Turn the ratified runbook into idempotent automation
Once a human has corrected and signed off on the runbook — emphasis on ratified, not just generated — you can have the model draft automation from it. Idempotency is the rule: running it twice must be safe, because retries and overlapping alerts will run it twice.
# generated, then reviewed: etl_recovery.yml
- name: Recover nightly ETL
hosts: airflow_workers
gather_facts: false
tasks:
- name: Clear the failed transform_load task (idempotent)
ansible.builtin.command:
cmd: "airflow tasks clear nightly_etl -t transform_load -y"
register: clear_result
changed_when: "'cleared' in clear_result.stdout"
- name: Confirm task reached success before declaring victory
ansible.builtin.command:
cmd: "airflow tasks state nightly_etl transform_load {{ ds }}"
register: state
until: "'success' in state.stdout"
retries: 6
delay: 30
changed_when: false
The until block matters: the playbook doesn’t just do the fix, it confirms the fix worked, which is the part humans always remember and generated code always forgets unless you make the verify step a first-class requirement of the schema.
Never automate a procedure you only half understand
Here’s the failure I’ve watched twice. A team mines a runbook, the model produces clean-looking automation, someone schedules it to run on the alert — and nobody on the team can actually explain step 4. Then step 4’s assumptions change, the automation keeps firing, and it makes a small problem worse at machine speed.
The rule: a procedure is only eligible for unattended automation once a human who understands it has flipped auto_safe and the automation has run attended enough times to earn trust.
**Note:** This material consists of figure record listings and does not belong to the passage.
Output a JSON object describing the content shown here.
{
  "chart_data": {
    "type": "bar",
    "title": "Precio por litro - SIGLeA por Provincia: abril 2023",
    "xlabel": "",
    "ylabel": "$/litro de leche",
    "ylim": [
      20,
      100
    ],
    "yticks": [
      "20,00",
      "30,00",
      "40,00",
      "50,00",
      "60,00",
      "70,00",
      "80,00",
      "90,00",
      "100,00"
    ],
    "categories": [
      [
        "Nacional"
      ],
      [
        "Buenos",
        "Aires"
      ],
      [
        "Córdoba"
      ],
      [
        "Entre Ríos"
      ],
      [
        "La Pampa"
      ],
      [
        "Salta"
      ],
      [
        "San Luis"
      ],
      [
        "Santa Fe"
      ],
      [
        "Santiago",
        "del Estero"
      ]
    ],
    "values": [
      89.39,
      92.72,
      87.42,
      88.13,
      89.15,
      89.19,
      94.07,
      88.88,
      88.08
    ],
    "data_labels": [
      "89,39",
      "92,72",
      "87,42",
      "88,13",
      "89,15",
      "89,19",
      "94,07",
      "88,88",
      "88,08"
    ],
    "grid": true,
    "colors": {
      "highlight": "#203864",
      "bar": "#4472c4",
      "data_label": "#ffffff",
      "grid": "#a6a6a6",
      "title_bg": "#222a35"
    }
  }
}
Until then it stays a suggested runbook a human executes. And the automation runs under its own narrowly scoped service account — never the expert’s personal admin credentials, never anything that can touch prod broadly. The model that drafted the runbook should never hold those credentials at all. If you want the staged path from “suggested” to “unattended,” confidence-gated auto-remediation lays it out.
Make capture a habit, not a heroic project
The reason tribal knowledge persists is that documenting it is a one-time heroic slog nobody schedules. Lower the activation energy: at the close of every incident, have the bot draft the runbook delta from the incident channel automatically, and ask the resolver to ratify it in two minutes while it’s fresh.
def on_incident_resolved(incident):
draft = llm_draft_runbook(incident.timeline, incident.commands_run)
ask_for_ratification(incident.resolver, draft) # human edits + approves
Done at every incident, the backlog of undocumented procedures shrinks instead of growing. The automation category and our prompt packs have ready-made interview and drafting prompts if you’d rather not write them from scratch.
Conclusion
Tribal knowledge isn’t a culture problem you can fix with a stern memo about documentation; it’s a tedium problem, and tedium is what AI removes. Mine the artifacts, interview the expert, draft into a strict schema, and let a human ratify before a single line becomes unattended automation. The goal isn’t to replace Priya. It’s to make sure the team doesn’t go dark the week she’s on a beach.